The majority strains to justify its decision by arguing that it still recognizes the states’ ability to exercise certain authority, such as the authority to award franchises. Maj. op. at 726 n. 6. The issue, however, is not whether the opinion denies local forces any role whatsoever in cable regulation. The Committee Report expressly protects the states’ exercise of a specified kind of authority, namely the authority “to establish standards regarding facilities and equipment.” The majority opinion plainly emasculates that guarantee.
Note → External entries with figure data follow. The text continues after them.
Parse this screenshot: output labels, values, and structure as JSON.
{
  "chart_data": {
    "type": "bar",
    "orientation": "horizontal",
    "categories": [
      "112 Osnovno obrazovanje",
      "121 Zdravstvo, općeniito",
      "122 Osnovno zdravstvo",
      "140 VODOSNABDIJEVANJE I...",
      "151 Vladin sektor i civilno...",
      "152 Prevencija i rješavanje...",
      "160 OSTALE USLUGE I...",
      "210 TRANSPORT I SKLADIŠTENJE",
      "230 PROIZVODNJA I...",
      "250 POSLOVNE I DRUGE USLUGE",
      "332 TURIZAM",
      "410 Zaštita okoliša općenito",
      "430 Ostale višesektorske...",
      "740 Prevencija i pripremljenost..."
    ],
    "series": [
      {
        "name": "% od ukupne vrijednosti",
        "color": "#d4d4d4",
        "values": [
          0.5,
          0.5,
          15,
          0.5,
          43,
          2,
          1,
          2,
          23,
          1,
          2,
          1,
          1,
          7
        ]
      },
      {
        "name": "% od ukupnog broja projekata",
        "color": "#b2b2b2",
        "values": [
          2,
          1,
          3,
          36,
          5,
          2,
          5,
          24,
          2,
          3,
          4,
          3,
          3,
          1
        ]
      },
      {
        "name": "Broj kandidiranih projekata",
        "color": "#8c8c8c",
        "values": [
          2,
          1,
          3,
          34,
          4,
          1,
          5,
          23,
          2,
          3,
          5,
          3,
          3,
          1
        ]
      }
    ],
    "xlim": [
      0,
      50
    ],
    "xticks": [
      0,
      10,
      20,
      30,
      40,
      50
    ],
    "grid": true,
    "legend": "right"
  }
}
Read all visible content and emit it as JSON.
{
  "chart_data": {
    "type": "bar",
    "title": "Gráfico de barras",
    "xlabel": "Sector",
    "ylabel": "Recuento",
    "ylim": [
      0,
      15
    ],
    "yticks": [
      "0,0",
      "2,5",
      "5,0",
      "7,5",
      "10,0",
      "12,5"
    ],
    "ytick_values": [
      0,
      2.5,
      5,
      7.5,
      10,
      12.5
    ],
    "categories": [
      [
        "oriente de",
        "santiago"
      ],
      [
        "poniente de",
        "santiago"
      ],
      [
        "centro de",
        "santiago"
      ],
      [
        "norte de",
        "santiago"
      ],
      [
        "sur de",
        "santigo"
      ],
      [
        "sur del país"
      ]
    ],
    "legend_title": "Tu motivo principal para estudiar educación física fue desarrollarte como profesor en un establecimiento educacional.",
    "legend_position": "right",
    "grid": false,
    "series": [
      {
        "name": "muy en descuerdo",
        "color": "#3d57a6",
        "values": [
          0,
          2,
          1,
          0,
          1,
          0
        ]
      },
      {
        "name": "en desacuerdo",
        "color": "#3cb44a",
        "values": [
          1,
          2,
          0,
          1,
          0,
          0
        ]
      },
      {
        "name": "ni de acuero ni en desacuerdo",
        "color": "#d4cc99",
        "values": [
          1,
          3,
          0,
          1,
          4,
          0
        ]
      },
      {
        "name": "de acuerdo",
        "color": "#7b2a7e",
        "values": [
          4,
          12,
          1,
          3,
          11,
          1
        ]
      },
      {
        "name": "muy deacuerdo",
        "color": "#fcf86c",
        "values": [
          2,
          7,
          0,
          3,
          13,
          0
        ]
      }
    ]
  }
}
The sole evidence the majority offers for preferring the Commission’s interpretation is that “Congress legislated against the backdrop of the Commission’s pre-existing preemption regulation without criticizing that regulation.” Maj. op. at 725. This kind of argument is rarely conclusive, all the less so in an area where the Supreme Court has required clear manifestation of congressional intention. In this case, it is even more specious. The Cable Communications Policy Act of 1984 was Congress’s seminal effort to fashion a comprehensive policy for the cable industry. See House Report at 23. Existing regulatory schemes, conceived in cable’s infancy or before, were inadequate to the burgeoning industry. Since Congress was constructing from the ground up, it is incongruous to presume it intended to preserve all elements of the previous makeshift approach unless it specifically disclaimed them. If anything, the opposite presumption — that Congress intended to preserve only those prior policies it expressly endorsed — is the more logical one. Indeed, certain provisions of the Act specifically codify past *202Commission policies. See, e.g., House Report at 56 (specifying that Section 613(a)(1) codifies Commission’s television/cable cross-ownership ban).
The majority opinion fails to heed Supreme Court teachings on preemption, doing violence to some important notions of federalism and preemption that have served our republic well for some 200 years. Moreover, the majority accedes to a Commission interpretation that flatly contradicts the relevant legislative history. From such mischief, I dissent.